One More - Music of Thad Jones

Perhaps the word "perfection" is seen too often in music reviews. Nevertheless, One More - Music Of Thad Jones deserves that honor. There isn't a mediocre track anywhere. Seasoned fans know and love these compositions and novices won't find a better introduction to an unforgettable jazz composer. One More - Music Of Thad Jones just never stops swinging.


Aa session that can be an introduction for someone who wants to get into the essence of jazz - and will delight those who already know and can't get enough of it.

-- JazzTimes (Nat Hentoff's "Final Chorus")

The music on this CD has no cacophony, no torrent of notes going nowhere.. Everything meshes like the innards of a fine Rolex chronograph. I am satisfied that jazz as we know it and love it is alive and not only well, but strutting along main street in its Sunday best. It can get no better, unless we have a second coming of our mates in Bop heaven. There are not enough stars in the heavens to rate this album.

-- California Coast Jazz

This is as true and honest a tribute as you'll find, partly because of the presence of ex-Jones-Lewis Orchestra members and others of their generation and partly because of the Jones-like essence of the arrangements.
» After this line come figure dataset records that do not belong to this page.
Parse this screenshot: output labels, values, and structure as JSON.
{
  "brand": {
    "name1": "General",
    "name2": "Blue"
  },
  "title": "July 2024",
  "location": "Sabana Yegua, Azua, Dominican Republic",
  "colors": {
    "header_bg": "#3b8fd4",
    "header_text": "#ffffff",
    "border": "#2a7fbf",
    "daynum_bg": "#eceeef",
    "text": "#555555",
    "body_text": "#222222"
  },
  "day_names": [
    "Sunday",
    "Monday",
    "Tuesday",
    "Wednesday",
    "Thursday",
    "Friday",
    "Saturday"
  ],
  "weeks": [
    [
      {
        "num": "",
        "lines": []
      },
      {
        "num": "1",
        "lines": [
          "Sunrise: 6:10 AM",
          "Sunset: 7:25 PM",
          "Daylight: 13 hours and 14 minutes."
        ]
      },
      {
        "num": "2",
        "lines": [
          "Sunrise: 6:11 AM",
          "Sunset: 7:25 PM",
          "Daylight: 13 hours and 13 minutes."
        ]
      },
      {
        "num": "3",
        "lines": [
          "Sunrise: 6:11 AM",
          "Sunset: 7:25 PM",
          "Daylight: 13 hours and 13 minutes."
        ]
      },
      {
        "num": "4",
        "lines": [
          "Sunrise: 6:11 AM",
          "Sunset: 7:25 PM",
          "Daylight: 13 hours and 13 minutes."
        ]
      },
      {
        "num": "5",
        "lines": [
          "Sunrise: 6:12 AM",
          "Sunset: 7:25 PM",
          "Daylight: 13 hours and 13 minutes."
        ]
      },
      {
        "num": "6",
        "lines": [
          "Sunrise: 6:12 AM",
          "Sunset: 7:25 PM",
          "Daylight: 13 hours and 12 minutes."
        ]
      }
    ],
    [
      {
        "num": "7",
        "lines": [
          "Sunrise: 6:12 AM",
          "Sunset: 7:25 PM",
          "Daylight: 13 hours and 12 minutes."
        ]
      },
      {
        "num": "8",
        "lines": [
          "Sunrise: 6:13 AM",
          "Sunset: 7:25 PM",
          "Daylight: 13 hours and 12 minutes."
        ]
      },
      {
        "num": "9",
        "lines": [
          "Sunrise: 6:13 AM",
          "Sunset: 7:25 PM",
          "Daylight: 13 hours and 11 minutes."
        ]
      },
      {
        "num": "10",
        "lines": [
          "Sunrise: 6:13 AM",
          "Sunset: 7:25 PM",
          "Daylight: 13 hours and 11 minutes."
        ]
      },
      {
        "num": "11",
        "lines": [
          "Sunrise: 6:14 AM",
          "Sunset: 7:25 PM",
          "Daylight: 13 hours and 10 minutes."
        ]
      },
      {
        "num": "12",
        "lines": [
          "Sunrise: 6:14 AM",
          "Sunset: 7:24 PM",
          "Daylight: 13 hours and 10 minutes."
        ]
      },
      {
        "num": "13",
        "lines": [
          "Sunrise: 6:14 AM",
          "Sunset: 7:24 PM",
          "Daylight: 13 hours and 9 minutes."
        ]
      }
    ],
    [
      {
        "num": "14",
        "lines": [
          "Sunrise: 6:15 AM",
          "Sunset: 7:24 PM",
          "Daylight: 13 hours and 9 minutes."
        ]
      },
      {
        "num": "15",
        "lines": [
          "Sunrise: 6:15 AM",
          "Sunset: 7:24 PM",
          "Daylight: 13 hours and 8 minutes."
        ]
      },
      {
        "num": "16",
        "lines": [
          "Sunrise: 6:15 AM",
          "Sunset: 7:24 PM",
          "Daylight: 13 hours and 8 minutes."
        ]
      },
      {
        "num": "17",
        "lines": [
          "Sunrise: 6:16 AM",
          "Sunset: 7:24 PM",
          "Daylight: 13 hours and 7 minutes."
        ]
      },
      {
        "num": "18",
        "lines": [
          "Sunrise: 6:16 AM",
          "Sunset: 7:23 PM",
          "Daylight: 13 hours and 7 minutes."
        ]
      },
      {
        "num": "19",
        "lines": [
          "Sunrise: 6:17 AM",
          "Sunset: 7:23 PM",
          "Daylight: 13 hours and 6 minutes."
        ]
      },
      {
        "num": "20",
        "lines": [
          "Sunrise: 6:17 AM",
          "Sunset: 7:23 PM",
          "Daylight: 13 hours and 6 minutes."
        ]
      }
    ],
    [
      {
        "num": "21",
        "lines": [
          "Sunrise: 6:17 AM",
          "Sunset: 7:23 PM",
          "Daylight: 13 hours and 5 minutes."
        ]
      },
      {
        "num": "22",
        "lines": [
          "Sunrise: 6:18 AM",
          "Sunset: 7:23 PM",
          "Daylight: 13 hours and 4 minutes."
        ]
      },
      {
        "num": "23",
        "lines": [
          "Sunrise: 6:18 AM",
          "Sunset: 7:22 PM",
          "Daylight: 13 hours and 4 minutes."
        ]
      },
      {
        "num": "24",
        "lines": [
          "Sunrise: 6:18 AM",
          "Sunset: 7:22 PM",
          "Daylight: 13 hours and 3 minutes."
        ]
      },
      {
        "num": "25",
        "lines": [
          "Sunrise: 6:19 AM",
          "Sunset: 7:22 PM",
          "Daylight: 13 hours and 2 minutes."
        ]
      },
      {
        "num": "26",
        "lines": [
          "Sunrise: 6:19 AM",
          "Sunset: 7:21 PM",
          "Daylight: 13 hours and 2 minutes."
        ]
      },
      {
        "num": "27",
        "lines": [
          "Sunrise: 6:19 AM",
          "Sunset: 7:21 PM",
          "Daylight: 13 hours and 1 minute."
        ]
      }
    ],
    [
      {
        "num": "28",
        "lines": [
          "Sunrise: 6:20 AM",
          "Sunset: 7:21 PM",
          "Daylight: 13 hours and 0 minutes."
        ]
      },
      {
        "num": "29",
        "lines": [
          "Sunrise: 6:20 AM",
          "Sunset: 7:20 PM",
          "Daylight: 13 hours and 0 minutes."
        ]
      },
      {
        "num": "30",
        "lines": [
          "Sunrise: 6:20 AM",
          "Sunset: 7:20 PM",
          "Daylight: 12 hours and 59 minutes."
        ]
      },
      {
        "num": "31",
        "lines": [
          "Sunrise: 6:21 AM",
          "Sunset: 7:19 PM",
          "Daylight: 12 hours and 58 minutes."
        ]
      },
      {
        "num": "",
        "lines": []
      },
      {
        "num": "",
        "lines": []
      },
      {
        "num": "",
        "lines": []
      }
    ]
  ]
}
There's transcendent soul here -- may as well call it love -- as if Jones has returned for a visit.

-- The News & Observer


"One More - Music of Thad Jones" showcases the timeless compositions of Thad Jones, one of the most influential jazz composers of the second half of the 20th Century, a composer who, in the words of Charles Mingus, wrote with "a pencil guided by God."
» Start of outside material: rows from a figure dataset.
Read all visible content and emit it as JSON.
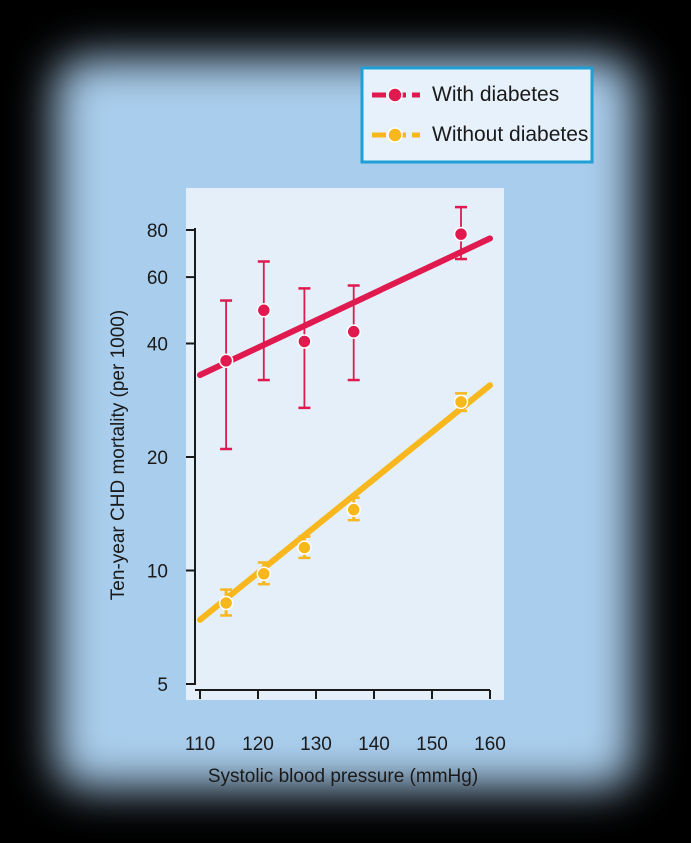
{
  "colors": {
    "page_bg": "#000000",
    "panel_bg": "#a9cdec",
    "plot_bg": "#e4effa",
    "legend_border": "#1f9fd6",
    "legend_bg": "#e6f1fb",
    "axis": "#1a1a1a"
  },
  "legend": {
    "position": "top-right",
    "items": [
      {
        "label": "With diabetes",
        "color": "#e0194f",
        "icon": "line-with-dot-icon"
      },
      {
        "label": "Without diabetes",
        "color": "#f7b71d",
        "icon": "line-with-dot-icon"
      }
    ]
  },
  "chart_data": {
    "type": "scatter",
    "xlabel": "Systolic blood pressure (mmHg)",
    "ylabel": "Ten-year CHD mortality (per 1000)",
    "xlim": [
      110,
      160
    ],
    "ylim": [
      5,
      90
    ],
    "yscale": "log",
    "xticks": [
      110,
      120,
      130,
      140,
      150,
      160
    ],
    "yticks": [
      5,
      10,
      20,
      40,
      60,
      80
    ],
    "grid": false,
    "series": [
      {
        "name": "With diabetes",
        "color": "#e0194f",
        "points": [
          {
            "x": 114.5,
            "y": 36,
            "lo": 21,
            "hi": 52
          },
          {
            "x": 121,
            "y": 49,
            "lo": 32,
            "hi": 66
          },
          {
            "x": 128,
            "y": 40.5,
            "lo": 27,
            "hi": 56
          },
          {
            "x": 136.5,
            "y": 43,
            "lo": 32,
            "hi": 57
          },
          {
            "x": 155,
            "y": 78,
            "lo": 67,
            "hi": 92
          }
        ],
        "trend": {
          "x": [
            110,
            160
          ],
          "y": [
            33,
            76
          ]
        }
      },
      {
        "name": "Without diabetes",
        "color": "#f7b71d",
        "points": [
          {
            "x": 114.5,
            "y": 8.2,
            "lo": 7.6,
            "hi": 8.9
          },
          {
            "x": 121,
            "y": 9.8,
            "lo": 9.2,
            "hi": 10.5
          },
          {
            "x": 128,
            "y": 11.5,
            "lo": 10.8,
            "hi": 12.3
          },
          {
            "x": 136.5,
            "y": 14.5,
            "lo": 13.6,
            "hi": 15.6
          },
          {
            "x": 155,
            "y": 28,
            "lo": 26.5,
            "hi": 29.5
          }
        ],
        "trend": {
          "x": [
            110,
            160
          ],
          "y": [
            7.4,
            31
          ]
        }
      }
    ]
  }
}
The recording features legendary musicians who were associated with Thad and performed his music throughout his career, including his brother, Hank; James Moody, Benny Golson and Frank Wess, three of the greatest masters of the tenor saxophone, who performed in Thad's assorted small groups as far back as the early 1950s; Bob Brookmeyer, Jimmy Owens and Richard Davis, who along with Hank were charter members of the Thad Jones - Mel Lewis Jazz Orchestra; and Roland Hanna, Hank's successor in "The Band" and one of its most featured performers.

Thad's compositions included in the CD range from his early, small group vehicles, like "Subtle Rebuttal," from a 1953 session featuring Hank and Frank Wess (who also provided the title for the tune); classics from The Band's repertoire, like "A Child Is Born" and "The Waltz You Swang For Me;" and a few rarely heard gems, like "Thad's Pad."
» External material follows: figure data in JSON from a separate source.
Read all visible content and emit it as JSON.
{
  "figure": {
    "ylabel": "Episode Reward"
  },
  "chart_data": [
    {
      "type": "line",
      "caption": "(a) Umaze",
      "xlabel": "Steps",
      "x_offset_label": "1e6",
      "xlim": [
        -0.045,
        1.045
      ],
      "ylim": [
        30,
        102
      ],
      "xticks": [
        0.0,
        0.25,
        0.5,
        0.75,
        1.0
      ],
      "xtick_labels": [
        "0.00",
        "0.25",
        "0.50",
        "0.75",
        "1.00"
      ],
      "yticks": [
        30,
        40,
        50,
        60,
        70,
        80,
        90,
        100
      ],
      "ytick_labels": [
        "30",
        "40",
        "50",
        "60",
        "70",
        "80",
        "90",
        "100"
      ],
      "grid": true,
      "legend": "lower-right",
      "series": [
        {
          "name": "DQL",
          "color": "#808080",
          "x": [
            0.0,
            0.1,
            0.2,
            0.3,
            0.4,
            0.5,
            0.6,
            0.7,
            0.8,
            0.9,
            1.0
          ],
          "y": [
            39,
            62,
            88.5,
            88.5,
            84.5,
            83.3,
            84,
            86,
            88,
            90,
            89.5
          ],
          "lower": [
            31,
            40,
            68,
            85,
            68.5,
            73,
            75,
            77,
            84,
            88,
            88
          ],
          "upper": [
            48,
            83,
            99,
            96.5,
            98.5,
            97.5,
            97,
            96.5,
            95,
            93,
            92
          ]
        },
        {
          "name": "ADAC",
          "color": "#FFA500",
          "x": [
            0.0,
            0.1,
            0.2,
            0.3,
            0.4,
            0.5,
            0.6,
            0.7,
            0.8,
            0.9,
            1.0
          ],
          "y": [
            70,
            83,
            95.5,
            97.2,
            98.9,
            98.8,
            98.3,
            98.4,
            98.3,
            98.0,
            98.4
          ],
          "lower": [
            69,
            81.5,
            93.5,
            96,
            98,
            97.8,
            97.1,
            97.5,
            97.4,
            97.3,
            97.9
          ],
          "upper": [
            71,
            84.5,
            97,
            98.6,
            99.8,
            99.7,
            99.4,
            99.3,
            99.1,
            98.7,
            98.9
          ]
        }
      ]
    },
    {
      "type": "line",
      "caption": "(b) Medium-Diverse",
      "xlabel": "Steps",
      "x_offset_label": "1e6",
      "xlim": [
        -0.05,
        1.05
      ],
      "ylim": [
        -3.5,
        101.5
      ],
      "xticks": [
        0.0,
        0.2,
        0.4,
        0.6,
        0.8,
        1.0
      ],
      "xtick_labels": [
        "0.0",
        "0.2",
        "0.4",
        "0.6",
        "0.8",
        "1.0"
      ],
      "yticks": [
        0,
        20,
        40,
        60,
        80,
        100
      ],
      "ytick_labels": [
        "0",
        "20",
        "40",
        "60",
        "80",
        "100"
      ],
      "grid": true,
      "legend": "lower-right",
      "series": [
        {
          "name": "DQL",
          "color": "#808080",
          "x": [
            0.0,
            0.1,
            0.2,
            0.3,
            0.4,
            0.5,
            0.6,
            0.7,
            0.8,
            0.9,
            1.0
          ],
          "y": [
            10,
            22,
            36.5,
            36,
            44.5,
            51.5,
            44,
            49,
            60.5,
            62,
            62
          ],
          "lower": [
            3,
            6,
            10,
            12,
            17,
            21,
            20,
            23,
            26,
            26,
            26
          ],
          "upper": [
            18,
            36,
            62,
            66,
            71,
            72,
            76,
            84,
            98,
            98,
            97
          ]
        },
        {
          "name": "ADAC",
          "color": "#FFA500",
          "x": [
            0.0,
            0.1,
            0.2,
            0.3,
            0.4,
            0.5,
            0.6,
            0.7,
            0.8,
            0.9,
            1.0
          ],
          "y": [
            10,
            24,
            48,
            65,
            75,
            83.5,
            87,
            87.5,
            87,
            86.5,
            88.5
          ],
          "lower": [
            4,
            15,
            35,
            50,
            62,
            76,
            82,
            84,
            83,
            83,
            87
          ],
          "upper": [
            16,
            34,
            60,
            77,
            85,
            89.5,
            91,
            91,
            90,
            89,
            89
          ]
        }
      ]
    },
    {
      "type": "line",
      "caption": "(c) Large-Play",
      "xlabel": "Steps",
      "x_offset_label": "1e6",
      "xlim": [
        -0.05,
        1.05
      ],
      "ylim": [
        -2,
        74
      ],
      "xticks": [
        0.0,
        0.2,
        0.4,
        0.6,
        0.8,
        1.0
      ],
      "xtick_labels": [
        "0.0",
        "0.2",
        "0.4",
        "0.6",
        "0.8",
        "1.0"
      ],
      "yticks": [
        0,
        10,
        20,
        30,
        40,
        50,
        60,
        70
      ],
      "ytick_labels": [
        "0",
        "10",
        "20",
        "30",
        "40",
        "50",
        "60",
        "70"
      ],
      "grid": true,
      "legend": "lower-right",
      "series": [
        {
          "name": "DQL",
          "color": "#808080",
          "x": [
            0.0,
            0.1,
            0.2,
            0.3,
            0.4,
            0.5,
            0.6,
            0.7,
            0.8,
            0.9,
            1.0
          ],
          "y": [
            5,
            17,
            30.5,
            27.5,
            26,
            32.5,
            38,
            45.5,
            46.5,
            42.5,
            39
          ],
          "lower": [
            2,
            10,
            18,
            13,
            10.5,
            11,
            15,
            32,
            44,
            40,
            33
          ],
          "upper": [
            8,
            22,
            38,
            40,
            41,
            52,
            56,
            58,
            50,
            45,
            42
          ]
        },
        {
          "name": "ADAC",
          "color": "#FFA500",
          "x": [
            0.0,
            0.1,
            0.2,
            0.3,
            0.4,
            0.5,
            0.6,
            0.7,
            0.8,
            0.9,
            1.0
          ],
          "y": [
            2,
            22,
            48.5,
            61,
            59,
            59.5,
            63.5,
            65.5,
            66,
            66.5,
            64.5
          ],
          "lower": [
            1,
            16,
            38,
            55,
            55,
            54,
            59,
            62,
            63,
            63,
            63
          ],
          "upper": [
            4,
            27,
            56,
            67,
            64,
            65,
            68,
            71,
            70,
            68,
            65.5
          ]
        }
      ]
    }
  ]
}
Among the many highlights of the recording are a classic "tenor battle" on the title tune between James Moody, Benny Golson and Frank Wess; a recreation of one of Roland Hanna's classic unaccompanied introductions to "A Child Is Born" (using material from Roland's previously-recorded performance on IPO 1004, "Tributaries - Reflections On Tommy Flanagan"); a beautiful extended solo by Jimmy Owens on "Consummation," written by Thad for a concert performance by Jimmy in 1969; and an unaccompanied solo performance by Hank of "Monk's Mood" (the only composition on the CD not by Thad), an arrangement that Hank learned, note-for-note, directly from Thelonious Monk in the mid-1940s and which was a favorite of Thad's.